Approximate pattern matching for OCR texts


Speaker: Dr. Manolis Christodoulakis
Affiliation: University of East London, UK
Category: Colloquium
Location: Room 148, Faculty of Pure and Applied Sciences (FST-01), 1 University Avenue, 2109 Nicosia, Cyprus (directions)
Date: Tuesday, March 10th, 2009
Time: 15:00 - 16:00 EET
The process of digitising old books and manuscripts is of immense importance to a variety of people, such as librarians, academics, publishers, etc. This task is achieved by scanning the documents and then performing Optical Character Recognition (OCR) to obtain text that can be stored, searched for, indexed etc. Quite often the original paper-copies of the publications are of poor print quality, leading to digital texts that contain errors. Consequently, any attempt for exact pattern matching will fail, and algorithms for approximate pattern matching must be used, where matches similar (rather than identical) to the pattern can be identified. There exist several different ways for defining text similarity, which however fail to incorporate the specific nature of errors that occur in OCR-texts. In this talk I will present a recently developed similarity measure that is specifically tailored for this purpose. In particular, it incorporates optical similarities of characters as well as matching combinations of characters to yield better approximate matching. Early implementations suggest that it is a promising method, and there is number of variants worth exploring in the future.

Short Bio:
Dr. Manolis Christodoulakis received his BSc from the Department of Computer Engineering and Informatics, University of Patras, and his PhD from the Department of Computer Science in King's College London.

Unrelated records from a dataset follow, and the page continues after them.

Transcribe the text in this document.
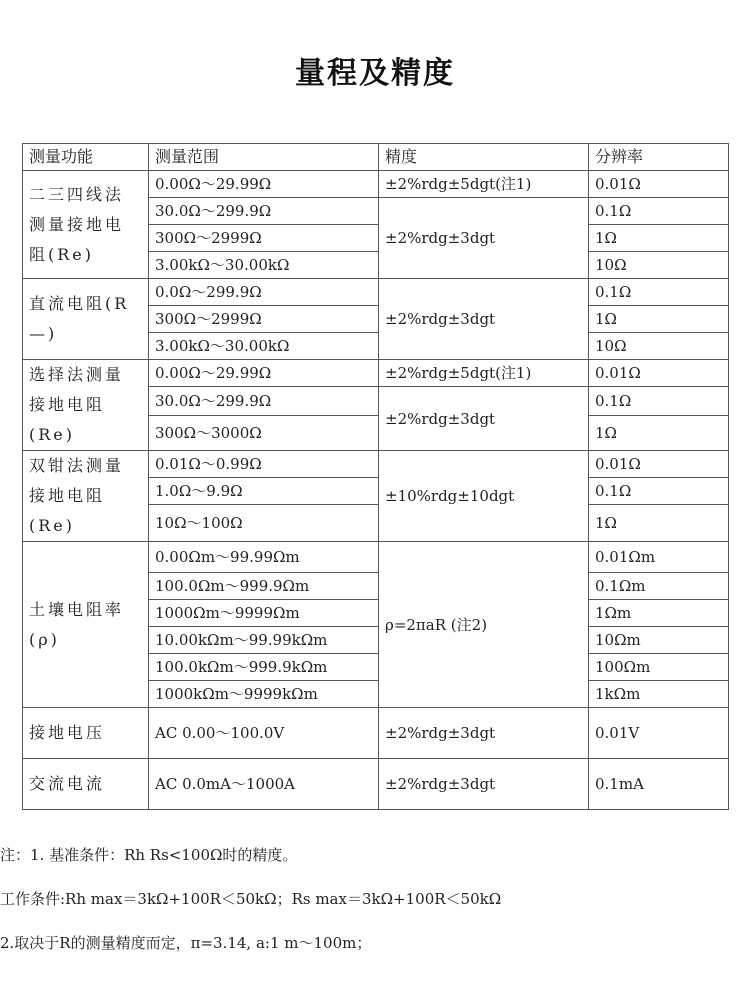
量程及精度
测量功能	测量范围	精度	分辨率
二三四线法测量接地电阻(Re)	0.00Ω～29.99Ω	±2%rdg±5dgt(注1)	0.01Ω
	30.0Ω～299.9Ω	±2%rdg±3dgt	0.1Ω
	300Ω～2999Ω		1Ω
	3.00kΩ～30.00kΩ		10Ω
直流电阻(R—)	0.0Ω～299.9Ω	±2%rdg±3dgt	0.1Ω
	300Ω～2999Ω		1Ω
	3.00kΩ～30.00kΩ		10Ω
选择法测量接地电阻(Re)	0.00Ω～29.99Ω	±2%rdg±5dgt(注1)	0.01Ω
	30.0Ω～299.9Ω	±2%rdg±3dgt	0.1Ω
	300Ω～3000Ω		1Ω
双钳法测量接地电阻(Re)	0.01Ω～0.99Ω	±10%rdg±10dgt	0.01Ω
	1.0Ω～9.9Ω		0.1Ω
	10Ω～100Ω		1Ω
土壤电阻率(ρ)	0.00Ωm～99.99Ωm	ρ=2πaR (注2)	0.01Ωm
	100.0Ωm～999.9Ωm		0.1Ωm
	1000Ωm～9999Ωm		1Ωm
	10.00kΩm～99.99kΩm		10Ωm
	100.0kΩm～999.9kΩm		100Ωm
	1000kΩm～9999kΩm		1kΩm
接地电压	AC 0.00～100.0V	±2%rdg±3dgt	0.01V
交流电流	AC 0.0mA～1000A	±2%rdg±3dgt	0.1mA
注：1. 基准条件：Rh Rs<100Ω时的精度。
工作条件:Rh max＝3kΩ+100R＜50kΩ；Rs max＝3kΩ+100R＜50kΩ
2.取决于R的测量精度而定，π=3.14, a:1 m～100m；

In the past, he has worked as a Research Associate and later as an External Lecturer in King's College. Since September 2007, he serves as a Lecturer in the Secure Systems and Software Development (SD) field, in the School of Computing, Information Technology & Engineering. His research interests include: design and analysis of combinatorial algorithms, sequence analysis (pattern matching, repetition finding etc.), computational biology/bioinformatics, and computational music analysis.